Pancreatic Enzyme Supplementation
Exogenous pancreatic enzyme preparations are essential for patients with maldigestion, particularly those with steatorrhea.
Diabetes Management
Blood sugar levels are controlled through dietary adjustments, and insulin replacement therapy may be required.
Nutritional Support
Chronic pancreatitis is often associated with malnutrition. Planned parenteral and/or enteral nutrition support is provided based on the patient's nutritional status.
Surgical Management
The primary objectives of surgical treatment are to alleviate pain and slow disease progression, though the pathological process cannot be reversed. Surgery should be considered early in cases of chronic pancreatitis complicated by biliary obstruction, duodenal obstruction, or suspected malignancy.

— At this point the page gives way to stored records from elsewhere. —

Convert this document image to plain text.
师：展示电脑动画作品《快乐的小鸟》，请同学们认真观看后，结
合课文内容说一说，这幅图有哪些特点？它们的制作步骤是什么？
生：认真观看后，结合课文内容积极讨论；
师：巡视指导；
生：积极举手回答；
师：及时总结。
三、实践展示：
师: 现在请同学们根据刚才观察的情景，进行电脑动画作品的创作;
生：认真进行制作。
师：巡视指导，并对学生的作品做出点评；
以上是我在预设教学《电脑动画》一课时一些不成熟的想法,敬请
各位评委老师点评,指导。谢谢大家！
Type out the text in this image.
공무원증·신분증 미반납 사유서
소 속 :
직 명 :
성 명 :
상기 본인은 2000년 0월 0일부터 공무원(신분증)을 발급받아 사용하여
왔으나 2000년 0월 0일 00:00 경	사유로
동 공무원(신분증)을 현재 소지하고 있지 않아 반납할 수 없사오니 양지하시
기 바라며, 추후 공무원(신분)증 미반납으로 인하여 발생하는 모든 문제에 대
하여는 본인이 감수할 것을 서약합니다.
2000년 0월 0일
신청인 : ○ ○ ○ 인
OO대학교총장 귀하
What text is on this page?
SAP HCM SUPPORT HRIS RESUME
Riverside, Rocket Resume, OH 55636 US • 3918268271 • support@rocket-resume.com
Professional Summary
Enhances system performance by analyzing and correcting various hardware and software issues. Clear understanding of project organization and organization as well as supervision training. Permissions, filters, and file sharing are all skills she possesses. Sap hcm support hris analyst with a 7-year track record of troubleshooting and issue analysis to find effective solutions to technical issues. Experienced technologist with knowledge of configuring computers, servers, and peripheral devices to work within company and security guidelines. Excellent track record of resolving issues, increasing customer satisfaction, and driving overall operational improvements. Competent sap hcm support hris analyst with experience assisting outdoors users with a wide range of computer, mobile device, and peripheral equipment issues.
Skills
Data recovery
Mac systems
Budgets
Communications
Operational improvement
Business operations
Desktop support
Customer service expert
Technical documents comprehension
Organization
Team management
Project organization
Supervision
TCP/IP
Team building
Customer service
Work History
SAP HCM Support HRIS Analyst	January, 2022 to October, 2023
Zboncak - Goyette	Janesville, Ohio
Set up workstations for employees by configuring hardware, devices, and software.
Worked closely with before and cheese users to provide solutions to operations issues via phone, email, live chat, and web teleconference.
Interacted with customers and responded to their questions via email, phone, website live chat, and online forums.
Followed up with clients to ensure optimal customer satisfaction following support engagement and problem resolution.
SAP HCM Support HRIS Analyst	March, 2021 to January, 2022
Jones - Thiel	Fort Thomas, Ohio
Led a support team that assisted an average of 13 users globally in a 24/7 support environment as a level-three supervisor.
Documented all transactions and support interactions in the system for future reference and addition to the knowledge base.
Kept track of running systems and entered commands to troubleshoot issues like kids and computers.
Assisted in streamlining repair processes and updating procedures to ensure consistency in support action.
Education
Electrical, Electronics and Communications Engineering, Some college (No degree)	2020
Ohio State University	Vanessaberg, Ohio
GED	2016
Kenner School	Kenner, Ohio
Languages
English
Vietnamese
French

Pancreatic Duct Drainage Procedures
The Partington procedure is commonly performed, which involves a longitudinal incision of the pancreatic duct, removal of stones, and side-to-side anastomosis between the pancreatic duct and the jejunum.
Pancreatic Resection
This approach is applicable for patients with severe pancreatic fibrosis without ductal dilation or suspected localized malignancy. The specific surgical procedure depends on the extent and location of the lesion:
- Distal Pancreatic Resection: Indicated for lesions in the pancreatic body and tail.
- Pancreaticoduodenectomy (Whipple Procedure): Indicated for patients with pancreatic head masses, especially those accompanied by biliary or duodenal obstruction.
- Total Pancreatectomy: Reserved for patients with widespread disease and persistent, intractable pain. More than half of patients may achieve pain relief through surgery, but postoperative complications such as diabetes mellitus, steatorrhea, and weight loss may arise. Lifelong insulin therapy and oral pancreatic enzyme supplementation are required.
Combination of Pancreatic Resection and Ductal Drainage
Combined procedures can remove inflammatory lesions in the pancreatic head to relieve pressure on surrounding organs and alleviate pain, while preserving exocrine and endocrine pancreatic function to the greatest extent possible. The continuity of the common bile duct and duodenum is maintained.
Frey procedure involves localized pancreatic head resection combined with longitudinal pancreatic duct drainage and anastomosis to the jejunum.
Berne procedure involves localized pancreatic head resection with jejunal anastomosis at the pancreatic head resection site, without longitudinal pancreatic duct drainage.
Beger procedure involves transverse division at the pancreatic neck with subtotal resection of the pancreatic head. Separate anastomoses are performed for the pancreatic head resection site, distal pancreas, and jejunum.
In addition, for cases of severe refractory pain unresponsive to other methods, procedures such as celiac nerve transection or celiac ganglion ablation may be performed.